Debit cell phones can be programmed with a certain amount of dollars or airtime units, and they debit any prepaid amounts in real time as the subscriber speaks. However, there are significant negative ramifications associated with this billing method:

  • Debit phones require retailers and dealers to set up and support a separate inventory of special-purpose cellular phones; in many cases, special equipment to program the phones would also be required, along with associated costs, training requirements, and security problems.
  • Debit phones are expensive, since production volumes are low and they require special features. This makes it hard to serve the "credit challenged" segment without repeating the problem of requiring high deposits for the phones, and it makes it expensive to get into the prepaid services business.
  • There may be significant security issues, since debiting occurs within the cell phone, which is in subscribers' hands and therefore vulnerable to breach. Since the dealers or agents own and operate the debit phones, they are ultimately responsible for any airtime charges incurred.

Although these problems are overcome with switch-based prepaid services, debit phones may be the only solution if the switch-based solution is not available in the service area.

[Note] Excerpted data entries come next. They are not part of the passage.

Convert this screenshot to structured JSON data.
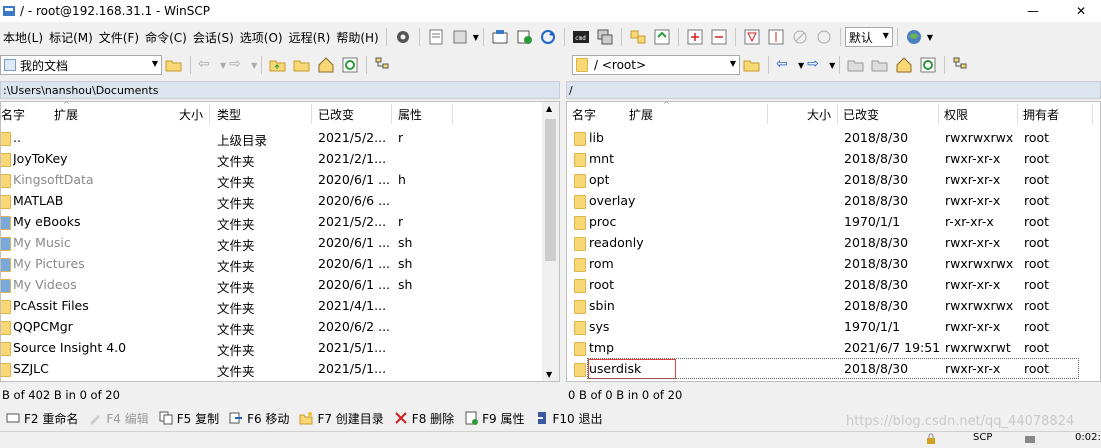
{
  "window": {
    "title": "/ - root@192.168.31.1 - WinSCP",
    "minimize_glyph": "—",
    "close_glyph": "✕"
  },
  "menu": [
    "本地(L)",
    "标记(M)",
    "文件(F)",
    "命令(C)",
    "会话(S)",
    "选项(O)",
    "远程(R)",
    "帮助(H)"
  ],
  "toolbar": {
    "transfer_setting": "默认"
  },
  "left": {
    "location": "我的文档",
    "path": ":\\Users\\nanshou\\Documents",
    "columns": [
      "名字",
      "扩展",
      "大小",
      "类型",
      "已改变",
      "属性"
    ],
    "files": [
      {
        "name": "..",
        "size": "",
        "type": "上级目录",
        "changed": "2021/5/2...",
        "attr": "r",
        "icon": "up-dir-icon",
        "muted": false
      },
      {
        "name": "JoyToKey",
        "size": "",
        "type": "文件夹",
        "changed": "2021/2/1...",
        "attr": "",
        "icon": "folder-icon",
        "muted": false
      },
      {
        "name": "KingsoftData",
        "size": "",
        "type": "文件夹",
        "changed": "2020/6/1 ...",
        "attr": "h",
        "icon": "folder-icon",
        "muted": true
      },
      {
        "name": "MATLAB",
        "size": "",
        "type": "文件夹",
        "changed": "2020/6/6 ...",
        "attr": "",
        "icon": "folder-icon",
        "muted": false
      },
      {
        "name": "My eBooks",
        "size": "",
        "type": "文件夹",
        "changed": "2021/5/2...",
        "attr": "r",
        "icon": "ebooks-icon",
        "muted": false
      },
      {
        "name": "My Music",
        "size": "",
        "type": "文件夹",
        "changed": "2020/6/1 ...",
        "attr": "sh",
        "icon": "music-icon",
        "muted": true
      },
      {
        "name": "My Pictures",
        "size": "",
        "type": "文件夹",
        "changed": "2020/6/1 ...",
        "attr": "sh",
        "icon": "pictures-icon",
        "muted": true
      },
      {
        "name": "My Videos",
        "size": "",
        "type": "文件夹",
        "changed": "2020/6/1 ...",
        "attr": "sh",
        "icon": "videos-icon",
        "muted": true
      },
      {
        "name": "PcAssit Files",
        "size": "",
        "type": "文件夹",
        "changed": "2021/4/1...",
        "attr": "",
        "icon": "folder-icon",
        "muted": false
      },
      {
        "name": "QQPCMgr",
        "size": "",
        "type": "文件夹",
        "changed": "2020/6/2 ...",
        "attr": "",
        "icon": "folder-icon",
        "muted": false
      },
      {
        "name": "Source Insight 4.0",
        "size": "",
        "type": "文件夹",
        "changed": "2021/5/1...",
        "attr": "",
        "icon": "folder-icon",
        "muted": false
      },
      {
        "name": "SZJLC",
        "size": "",
        "type": "文件夹",
        "changed": "2021/5/1...",
        "attr": "",
        "icon": "folder-icon",
        "muted": false
      }
    ],
    "status": "B of 402 B in 0 of 20"
  },
  "right": {
    "location": "/ <root>",
    "path": "/",
    "columns": [
      "名字",
      "扩展",
      "大小",
      "已改变",
      "权限",
      "拥有者"
    ],
    "files": [
      {
        "name": "lib",
        "changed": "2018/8/30",
        "rights": "rwxrwxrwx",
        "owner": "root"
      },
      {
        "name": "mnt",
        "changed": "2018/8/30",
        "rights": "rwxr-xr-x",
        "owner": "root"
      },
      {
        "name": "opt",
        "changed": "2018/8/30",
        "rights": "rwxr-xr-x",
        "owner": "root"
      },
      {
        "name": "overlay",
        "changed": "2018/8/30",
        "rights": "rwxr-xr-x",
        "owner": "root"
      },
      {
        "name": "proc",
        "changed": "1970/1/1",
        "rights": "r-xr-xr-x",
        "owner": "root"
      },
      {
        "name": "readonly",
        "changed": "2018/8/30",
        "rights": "rwxr-xr-x",
        "owner": "root"
      },
      {
        "name": "rom",
        "changed": "2018/8/30",
        "rights": "rwxrwxrwx",
        "owner": "root"
      },
      {
        "name": "root",
        "changed": "2018/8/30",
        "rights": "rwxr-xr-x",
        "owner": "root"
      },
      {
        "name": "sbin",
        "changed": "2018/8/30",
        "rights": "rwxrwxrwx",
        "owner": "root"
      },
      {
        "name": "sys",
        "changed": "1970/1/1",
        "rights": "rwxr-xr-x",
        "owner": "root"
      },
      {
        "name": "tmp",
        "changed": "2021/6/7 19:51",
        "rights": "rwxrwxrwt",
        "owner": "root"
      },
      {
        "name": "userdisk",
        "changed": "2018/8/30",
        "rights": "rwxr-xr-x",
        "owner": "root"
      }
    ],
    "status": "0 B of 0 B in 0 of 20"
  },
  "fkeys": [
    {
      "label": "F2 重命名",
      "icon": "rename-icon",
      "disabled": false
    },
    {
      "label": "F4 编辑",
      "icon": "edit-icon",
      "disabled": true
    },
    {
      "label": "F5 复制",
      "icon": "copy-icon",
      "disabled": false
    },
    {
      "label": "F6 移动",
      "icon": "move-icon",
      "disabled": false
    },
    {
      "label": "F7 创建目录",
      "icon": "create-dir-icon",
      "disabled": false
    },
    {
      "label": "F8 删除",
      "icon": "delete-icon",
      "disabled": false
    },
    {
      "label": "F9 属性",
      "icon": "properties-icon",
      "disabled": false
    },
    {
      "label": "F10 退出",
      "icon": "exit-icon",
      "disabled": false
    }
  ],
  "bottom": {
    "protocol": "SCP",
    "time": "0:02:"
  },
  "watermark": "https://blog.csdn.net/qq_44078824",
  "colors": {
    "accent": "#1e64c8",
    "selection_outline": "#e04040",
    "folder": "#f8d775"
  }
}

As for switch-based prepaid services, there are two principal types of switches which can be used for prepaid service accounting and switching. Some prepaid service providers have chosen a large switch architecture, where switches typically cost hundreds of thousands of dollars and are based on proprietary hardware. In other cases, a high-speed PC-based switch is used, though the software is typically unique to the prepaid service provider. "Class of service" restrictions on the cell phone number ensure that all calls pass through the switch's debit subsystem. The subscriber's account is then debited in real-time during the call.

Besides the call accounting system, prepaid service providers must also provide a means to replenish subscribers' accounts as they use cellular services and run through money in their account. For debit phone systems, various methods can be used to refresh a debit phone, including a credit card swipe, special keyboard codes to unlock additional time in the phone's chip, paying a dealer to use special equipment to update the debit phone's account, etc. For switch-based providers, monthly access and other usage fees can typically be paid by buying special phone cards. Subscribers then call into the prepaid service provider's switch to refresh their account with the authorization number from the prepaid card.

Personal account codes

Cellular and PCS subscribers not only can get detailed billing, which itemizes all calls, but they can have an associated feature called personal account codes, which enables them to assign client or account codes to the calls made while in the home area. This makes it easier to charge these calls back to clients, projects, or departments as appropriate.

With Cellular One service, for example, a personal account code is added to a call as follows:

  1. The subscriber enters the phone number he or she wishes to call.
  2. The subscriber presses * plus a 1-, 2-, or 3-digit account code.
  3. The subscriber presses SEND to initiate the call.

When personal account coding is used, calls will be itemized by the account code the subscriber assigns. All uncoded calls and all received calls are listed on the invoice after the coded calls.